EY Société d’avocats

Jean-Pierre Lieb

28/03/2014

Jean-Pierre Lieb

Le nouvel associé qui vient de rejoindre EY Société d’avocats est un fin connaisseur des arcanes de l’administration fiscale. Et pour cause: il s’agit de Jean-Pierre Lieb, 52 ans, qui occupait jusqu’alors les fonctions de chef du service juridique de la fiscalité à la direction générale des Finances publiques (DGFiP).
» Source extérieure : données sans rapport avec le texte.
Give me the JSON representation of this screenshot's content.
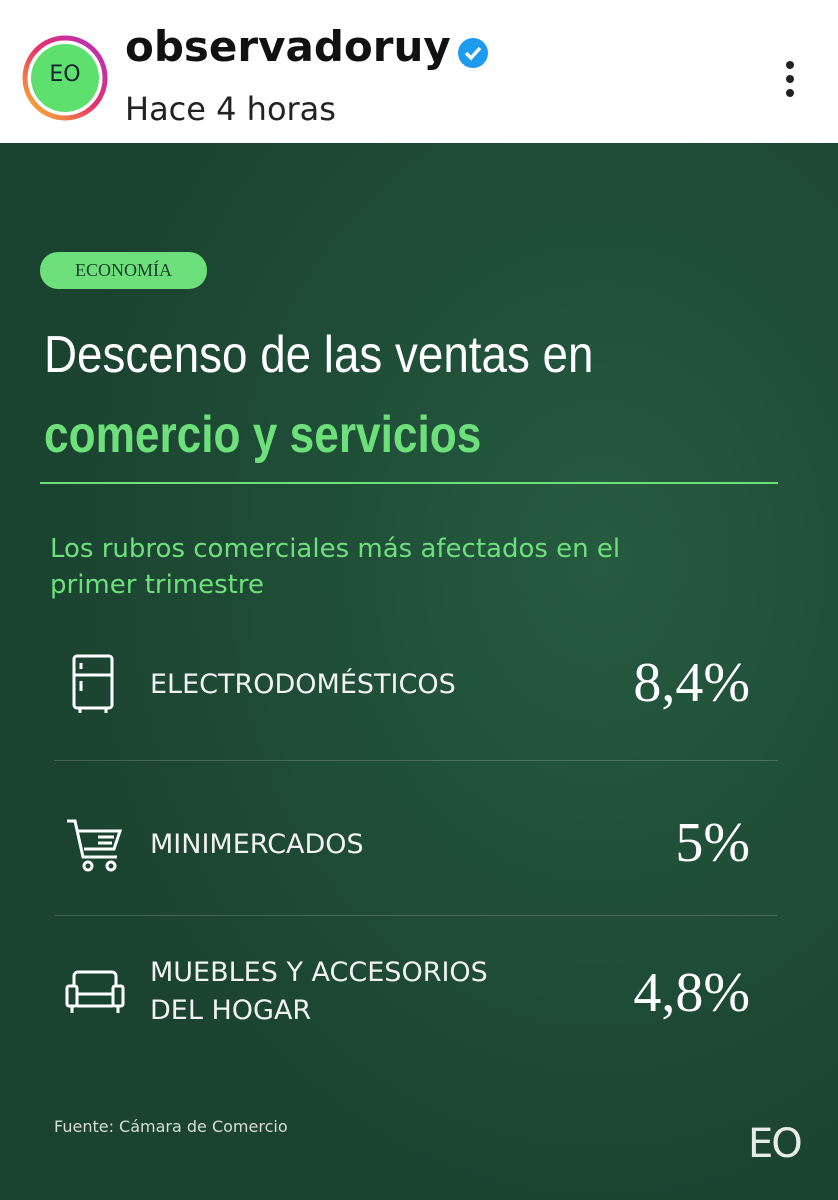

Pourtant, ce diplômé de Sciences-Po ne voulait surtout pas, à sa sortie de l’ENA en 1989, d’un poste où le droit occuperait une place centrale. «J’avais le choix entre intégrer le Conseil d’Etat ou l’Inspection générale des finances, se souvient-il. Cette dernière m’a tout de suite attiré car elle offrait la possibilité de traiter de sujets économiques passionnants.» Au cours des quatre premières années, il mène notamment des missions de contrôle et d’audit puis opte, en 1995, pour la direction générale des Impôts. «Il s’agissait d’une direction qui alliait à la fois un rôle de conseil au sommet de l’Etat, sur ce sujet primordial qu’est la fiscalité, et une présence sur le terrain grâce aux équipes de l’administration fiscale, ce qui n’était pas le cas de la direction du Budget ou du Trésor.» Nommé chef de bureau en charge de l’organisation, des moyens et de la politique du contrôle fiscal, il intervient ensuite en matière de politique fiscale, de 1999 à 2005. «J’ai notamment piloté la suppression de l’avoir fiscal et du précompte, un dossier particulièrement sensible pour les investisseurs personnes physiques et à forts enjeux pour les entreprises», se souvient-il. Puis il prend la tête du service juridique de la DGFiP, où il engage, par exemple, une généralisation de la pratique du rescrit et initie la démarche de la relation de confiance. Après avoir défendu les intérêts de l’administration, il devra désormais conseiller les entreprises en tant que responsable de l’activité politique fiscale et contentieux, pour l’Europe, le Moyen-Orient, l’Inde et l’Afrique d’EY.